On the flipside of the Jets' win, New York happens to be lucky it survived without cornerback Darrelle Revis, who was knocked out in the first half with a left knee injury. The final word on Revis isn't going to be available until Monday morning after an MRI. Revis' backup, Kyle Wilson, was attacked almost immediately upon entering the game. Wilson was thrown on at least eight times the rest of the game. He wasn't awful, but Wilson's reputation is that of a guy who is soft and just happy to be in the NFL. He needs to change that fast.
• Congrats to Minnesota for the great aforementioned victory over San Francisco. But did Toby Gerhart fumble three times in the Vikings' final two possessions? Gerhart appreciates Jim Harbaugh for all that they did for each other at Stanford, but this was an unhealthy way to repay his old coach.
•The Indianapolis Colts have a fair amount to be proud of for being in position to get its second consecutive win at home. However, giving up an 80-yard touchdown – Blaine Gabbert to Cecil Shorts – was unacceptable. There has to be a defender over the top to prevent someone from breaking loose for that type of score that late in the game.

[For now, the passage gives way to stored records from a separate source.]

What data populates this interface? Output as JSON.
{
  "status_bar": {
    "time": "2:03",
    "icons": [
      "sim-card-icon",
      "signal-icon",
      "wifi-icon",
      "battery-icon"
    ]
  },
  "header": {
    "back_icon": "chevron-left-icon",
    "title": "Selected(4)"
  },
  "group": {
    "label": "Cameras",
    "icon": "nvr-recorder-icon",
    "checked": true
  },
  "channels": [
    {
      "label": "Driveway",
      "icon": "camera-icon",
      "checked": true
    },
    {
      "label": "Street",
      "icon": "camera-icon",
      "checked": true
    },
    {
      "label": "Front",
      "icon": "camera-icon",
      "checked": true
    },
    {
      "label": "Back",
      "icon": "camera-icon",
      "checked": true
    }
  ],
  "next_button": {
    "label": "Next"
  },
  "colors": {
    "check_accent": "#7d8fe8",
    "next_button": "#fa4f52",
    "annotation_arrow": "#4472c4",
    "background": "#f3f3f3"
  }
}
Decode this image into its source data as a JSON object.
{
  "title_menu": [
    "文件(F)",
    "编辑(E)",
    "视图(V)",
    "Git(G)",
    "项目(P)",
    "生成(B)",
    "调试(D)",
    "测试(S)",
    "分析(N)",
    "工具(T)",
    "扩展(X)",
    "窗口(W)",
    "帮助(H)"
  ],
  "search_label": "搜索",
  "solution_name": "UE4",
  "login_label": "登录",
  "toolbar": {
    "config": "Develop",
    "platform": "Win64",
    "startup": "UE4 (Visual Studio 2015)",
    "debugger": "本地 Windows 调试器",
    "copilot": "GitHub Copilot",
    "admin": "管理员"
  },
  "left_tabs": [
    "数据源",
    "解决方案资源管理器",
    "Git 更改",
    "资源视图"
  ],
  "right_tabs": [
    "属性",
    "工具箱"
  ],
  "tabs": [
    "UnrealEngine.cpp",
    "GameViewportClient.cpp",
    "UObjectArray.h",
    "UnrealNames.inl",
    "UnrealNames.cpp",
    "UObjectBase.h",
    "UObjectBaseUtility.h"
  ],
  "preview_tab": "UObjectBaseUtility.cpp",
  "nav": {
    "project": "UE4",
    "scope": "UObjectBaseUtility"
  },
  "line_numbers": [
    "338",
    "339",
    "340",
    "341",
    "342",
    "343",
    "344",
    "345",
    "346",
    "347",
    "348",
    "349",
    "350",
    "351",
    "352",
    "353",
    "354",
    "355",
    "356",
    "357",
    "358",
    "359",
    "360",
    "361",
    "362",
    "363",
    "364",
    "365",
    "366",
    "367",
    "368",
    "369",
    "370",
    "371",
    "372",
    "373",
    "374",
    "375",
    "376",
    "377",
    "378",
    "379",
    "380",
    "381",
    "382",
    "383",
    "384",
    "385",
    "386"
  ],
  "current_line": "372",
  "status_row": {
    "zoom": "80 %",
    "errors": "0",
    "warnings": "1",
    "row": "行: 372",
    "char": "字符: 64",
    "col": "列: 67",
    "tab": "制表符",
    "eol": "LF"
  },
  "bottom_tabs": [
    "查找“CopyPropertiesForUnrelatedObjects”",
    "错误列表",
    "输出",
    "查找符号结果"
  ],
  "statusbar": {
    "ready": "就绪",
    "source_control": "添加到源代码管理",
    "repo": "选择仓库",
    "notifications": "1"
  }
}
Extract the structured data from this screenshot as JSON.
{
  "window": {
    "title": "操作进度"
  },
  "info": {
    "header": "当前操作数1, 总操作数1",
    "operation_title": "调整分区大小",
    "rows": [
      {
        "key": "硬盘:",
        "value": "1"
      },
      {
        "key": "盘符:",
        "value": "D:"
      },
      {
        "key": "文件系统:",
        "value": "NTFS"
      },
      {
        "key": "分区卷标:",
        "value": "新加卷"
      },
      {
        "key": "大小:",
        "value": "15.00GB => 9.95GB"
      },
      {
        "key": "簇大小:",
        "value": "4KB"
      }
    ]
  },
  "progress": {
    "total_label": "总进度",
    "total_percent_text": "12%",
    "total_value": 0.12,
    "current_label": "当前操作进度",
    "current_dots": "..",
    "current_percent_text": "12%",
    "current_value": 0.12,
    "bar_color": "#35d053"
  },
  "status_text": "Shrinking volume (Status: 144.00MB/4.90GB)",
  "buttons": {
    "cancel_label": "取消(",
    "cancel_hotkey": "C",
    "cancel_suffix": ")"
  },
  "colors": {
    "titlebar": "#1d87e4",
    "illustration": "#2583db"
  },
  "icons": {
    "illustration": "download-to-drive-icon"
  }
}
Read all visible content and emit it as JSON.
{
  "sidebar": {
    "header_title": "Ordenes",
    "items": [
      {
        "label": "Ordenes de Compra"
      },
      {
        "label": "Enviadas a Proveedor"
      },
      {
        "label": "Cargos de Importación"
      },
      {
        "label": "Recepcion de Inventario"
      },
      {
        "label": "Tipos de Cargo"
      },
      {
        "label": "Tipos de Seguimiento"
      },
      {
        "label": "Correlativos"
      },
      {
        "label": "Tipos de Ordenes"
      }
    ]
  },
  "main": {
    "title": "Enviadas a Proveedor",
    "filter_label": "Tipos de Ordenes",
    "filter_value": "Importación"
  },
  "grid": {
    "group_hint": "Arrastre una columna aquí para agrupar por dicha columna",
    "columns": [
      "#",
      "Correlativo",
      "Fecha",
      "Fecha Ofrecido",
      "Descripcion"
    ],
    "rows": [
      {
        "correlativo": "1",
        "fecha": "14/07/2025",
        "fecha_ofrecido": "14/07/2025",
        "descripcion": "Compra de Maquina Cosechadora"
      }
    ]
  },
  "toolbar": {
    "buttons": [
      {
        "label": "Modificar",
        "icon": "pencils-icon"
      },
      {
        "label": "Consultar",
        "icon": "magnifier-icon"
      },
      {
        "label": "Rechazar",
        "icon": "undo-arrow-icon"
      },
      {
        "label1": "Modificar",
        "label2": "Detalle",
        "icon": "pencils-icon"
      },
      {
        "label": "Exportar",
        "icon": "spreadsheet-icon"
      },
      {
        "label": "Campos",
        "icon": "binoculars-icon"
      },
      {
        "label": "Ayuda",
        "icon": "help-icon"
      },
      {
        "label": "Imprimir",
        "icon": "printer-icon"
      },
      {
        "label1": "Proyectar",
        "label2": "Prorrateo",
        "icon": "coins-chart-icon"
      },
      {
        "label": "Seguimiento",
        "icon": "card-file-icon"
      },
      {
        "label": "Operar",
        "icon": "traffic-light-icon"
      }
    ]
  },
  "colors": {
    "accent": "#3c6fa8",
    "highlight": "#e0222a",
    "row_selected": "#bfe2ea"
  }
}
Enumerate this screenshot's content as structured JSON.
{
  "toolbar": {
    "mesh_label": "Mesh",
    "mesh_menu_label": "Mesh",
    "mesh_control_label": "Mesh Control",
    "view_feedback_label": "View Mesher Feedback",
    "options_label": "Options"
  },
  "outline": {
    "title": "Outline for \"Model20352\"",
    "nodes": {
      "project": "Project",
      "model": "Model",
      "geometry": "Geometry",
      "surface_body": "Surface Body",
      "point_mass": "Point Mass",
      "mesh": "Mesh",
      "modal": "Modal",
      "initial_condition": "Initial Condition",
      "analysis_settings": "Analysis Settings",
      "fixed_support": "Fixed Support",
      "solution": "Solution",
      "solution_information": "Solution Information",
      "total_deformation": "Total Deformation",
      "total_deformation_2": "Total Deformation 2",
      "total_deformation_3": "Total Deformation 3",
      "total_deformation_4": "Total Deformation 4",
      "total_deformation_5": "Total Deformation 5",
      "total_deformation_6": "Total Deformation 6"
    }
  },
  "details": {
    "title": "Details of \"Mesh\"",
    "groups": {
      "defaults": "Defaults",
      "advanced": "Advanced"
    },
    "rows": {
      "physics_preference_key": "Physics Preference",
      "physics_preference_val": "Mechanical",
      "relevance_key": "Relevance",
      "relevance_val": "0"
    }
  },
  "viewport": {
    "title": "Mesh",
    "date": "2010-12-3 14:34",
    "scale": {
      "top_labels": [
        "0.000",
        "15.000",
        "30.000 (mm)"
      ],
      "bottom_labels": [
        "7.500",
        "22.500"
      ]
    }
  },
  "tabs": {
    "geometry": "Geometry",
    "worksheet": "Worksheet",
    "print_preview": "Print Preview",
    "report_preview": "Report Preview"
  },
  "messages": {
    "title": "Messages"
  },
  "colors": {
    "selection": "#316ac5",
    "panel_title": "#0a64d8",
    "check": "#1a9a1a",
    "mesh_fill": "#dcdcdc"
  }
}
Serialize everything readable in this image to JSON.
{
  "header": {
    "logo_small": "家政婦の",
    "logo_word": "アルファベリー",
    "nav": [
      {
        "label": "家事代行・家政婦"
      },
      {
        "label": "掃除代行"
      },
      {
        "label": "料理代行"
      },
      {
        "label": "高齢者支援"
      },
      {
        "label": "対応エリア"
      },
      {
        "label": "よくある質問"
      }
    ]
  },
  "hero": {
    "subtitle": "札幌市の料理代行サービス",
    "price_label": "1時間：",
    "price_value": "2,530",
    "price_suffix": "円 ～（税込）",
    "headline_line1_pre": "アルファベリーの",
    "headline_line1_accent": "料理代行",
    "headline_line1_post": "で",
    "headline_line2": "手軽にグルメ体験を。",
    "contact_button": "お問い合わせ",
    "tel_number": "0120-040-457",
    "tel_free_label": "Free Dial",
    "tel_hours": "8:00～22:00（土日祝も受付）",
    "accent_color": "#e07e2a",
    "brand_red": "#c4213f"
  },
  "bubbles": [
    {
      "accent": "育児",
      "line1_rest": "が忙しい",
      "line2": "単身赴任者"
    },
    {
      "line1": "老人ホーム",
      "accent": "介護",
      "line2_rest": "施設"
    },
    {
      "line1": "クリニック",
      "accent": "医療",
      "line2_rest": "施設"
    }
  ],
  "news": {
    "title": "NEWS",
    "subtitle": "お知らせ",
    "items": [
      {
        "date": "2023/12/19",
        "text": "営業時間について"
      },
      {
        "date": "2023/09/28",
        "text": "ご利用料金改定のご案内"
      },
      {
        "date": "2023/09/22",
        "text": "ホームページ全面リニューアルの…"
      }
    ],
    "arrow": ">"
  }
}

• Miami quarterback Ryan Tannehill wasn't the only reason the Dolphins lost to the Jets. However, he wasn't great (16-of-36 for 196 yards) and his one interception was a killer, as it was returned for a touchdown by LaRon Landry. Those plays happen, but this one was telegraphed. It was at least the fifth time in the game (the play happened just after halftime) that Tannehill had rolled right before throwing. Tannehill loves to push that play, a favorite, to the limit and every step you take to the right shrinks the field. In this case, Tannehill pushed the X's and O's too far.
• Dear Miami defensive end Jared Odrick, that sack dance you did in the second quarter on Sunday against the Jets, umm, how do I say this? No.